Female-Relevant Conditions and This Stack

PCOS

Insulin resistance, androgen excess, and LH/FSH ratio dysregulation already complicate GH-axis signaling in PCOS. GH itself can worsen insulin resistance. A study by Morales et al. (1996) in Fertility and Sterility found that GH administration in women with PCOS increased androgen levels in some subjects. Sermorelin has not been tested in PCOS, but the mechanism suggests caution and mandatory glucose monitoring.

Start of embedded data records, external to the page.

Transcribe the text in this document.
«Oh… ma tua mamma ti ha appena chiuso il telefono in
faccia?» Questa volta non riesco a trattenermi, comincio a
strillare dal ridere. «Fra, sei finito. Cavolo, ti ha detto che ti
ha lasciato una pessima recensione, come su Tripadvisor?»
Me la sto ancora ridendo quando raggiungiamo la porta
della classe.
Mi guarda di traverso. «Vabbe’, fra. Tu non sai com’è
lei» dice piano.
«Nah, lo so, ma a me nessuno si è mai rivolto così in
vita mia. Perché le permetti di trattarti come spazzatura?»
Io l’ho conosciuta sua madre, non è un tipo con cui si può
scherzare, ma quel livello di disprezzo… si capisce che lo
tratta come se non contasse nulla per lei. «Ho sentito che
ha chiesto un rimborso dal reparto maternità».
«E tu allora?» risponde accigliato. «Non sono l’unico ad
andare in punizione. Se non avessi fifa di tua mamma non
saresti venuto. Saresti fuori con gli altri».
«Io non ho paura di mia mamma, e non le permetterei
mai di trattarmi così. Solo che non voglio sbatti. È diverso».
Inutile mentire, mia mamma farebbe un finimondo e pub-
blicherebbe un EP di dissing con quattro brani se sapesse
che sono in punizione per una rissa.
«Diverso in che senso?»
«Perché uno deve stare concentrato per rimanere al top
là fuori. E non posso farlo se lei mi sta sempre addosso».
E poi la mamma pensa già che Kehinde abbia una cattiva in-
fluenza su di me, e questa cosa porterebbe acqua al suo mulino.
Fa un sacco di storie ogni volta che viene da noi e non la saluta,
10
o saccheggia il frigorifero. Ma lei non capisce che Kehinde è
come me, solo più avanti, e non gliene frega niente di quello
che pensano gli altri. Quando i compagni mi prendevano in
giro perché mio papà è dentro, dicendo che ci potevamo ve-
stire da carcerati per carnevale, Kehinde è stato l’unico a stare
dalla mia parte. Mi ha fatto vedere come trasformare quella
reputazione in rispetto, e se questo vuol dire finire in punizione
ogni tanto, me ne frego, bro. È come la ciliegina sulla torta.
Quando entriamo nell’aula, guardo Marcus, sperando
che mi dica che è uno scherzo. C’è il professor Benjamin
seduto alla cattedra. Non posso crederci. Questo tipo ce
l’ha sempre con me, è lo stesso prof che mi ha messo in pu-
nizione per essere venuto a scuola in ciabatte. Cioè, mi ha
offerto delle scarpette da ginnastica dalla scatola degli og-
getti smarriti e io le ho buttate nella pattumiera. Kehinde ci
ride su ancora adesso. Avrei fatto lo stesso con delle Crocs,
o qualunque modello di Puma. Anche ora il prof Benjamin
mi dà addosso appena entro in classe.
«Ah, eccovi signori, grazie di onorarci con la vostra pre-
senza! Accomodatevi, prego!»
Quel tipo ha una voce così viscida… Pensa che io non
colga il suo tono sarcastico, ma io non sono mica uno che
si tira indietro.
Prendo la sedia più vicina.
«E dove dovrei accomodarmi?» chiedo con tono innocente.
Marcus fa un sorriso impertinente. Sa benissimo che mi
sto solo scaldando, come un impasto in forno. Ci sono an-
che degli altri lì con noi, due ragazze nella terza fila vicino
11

Hashimoto's Thyroiditis and Postpartum Thyroiditis

GH replacement, including sermorelin, can unmask central hypothyroidism. If your TSH is borderline before starting, or if you have a history of postpartum thyroiditis, recheck TSH at 6 to 8 weeks. Thymosin alpha-1 has been studied in autoimmune thyroiditis models in animals, with mixed results; human data specific to Hashimoto's do not exist.

Osteoporosis and Bone Health

GH directly stimulates osteoblast activity and bone turnover. In postmenopausal women with low bone density, some providers theorize that sermorelin could support bone health alongside standard-of-care bisphosphonates or RANKL inhibitors. This is entirely theoretical; no trial has tested this combination. Sermorelin should not replace evidence-based osteoporosis therapy.

What "Clinical Monitoring" Actually Means in Practice

Monitoring is not a formality. "Clinical monitoring" language in peptide consent forms sometimes means nothing more than a symptom check-in. For this stack, monitoring means specific labs drawn at specific cycle phases, with specific stop criteria, reviewed by a provider who understands female GH physiology.

Ask your prescriber four concrete questions:

1. At what IGF-1 value will you reduce my sermorelin dose?
2. At what glucose level will you stop sermorelin?
3. How will you differentiate a thymosin alpha-1 immune response from an autoimmune flare?
4. What cycle day should I draw my IGF-1 on, and will you note it on the lab order?

If your provider cannot answer all four, the monitoring plan is incomplete.

As WomanRx reviewer Maya Okafor, MD, notes: "The most common monitoring mistake I see with peptide stacks in women is drawing IGF-1 at a random cycle day and comparing it to a male-calibrated reference range. You need a timed draw, an age-matched and sex-matched range, and a provider who knows which direction your IGF-1 should move based on your hormonal status. Without that, the lab result tells you very little."

The absence of RCT data in women is not a reason to refuse all engagement with this topic. Women deserve specific, honest guidance, not a blanket refusal followed by no further help. The goal is: know the mechanism, know the gaps, monitor with intent, and keep IGF-1 within your age-matched normal range.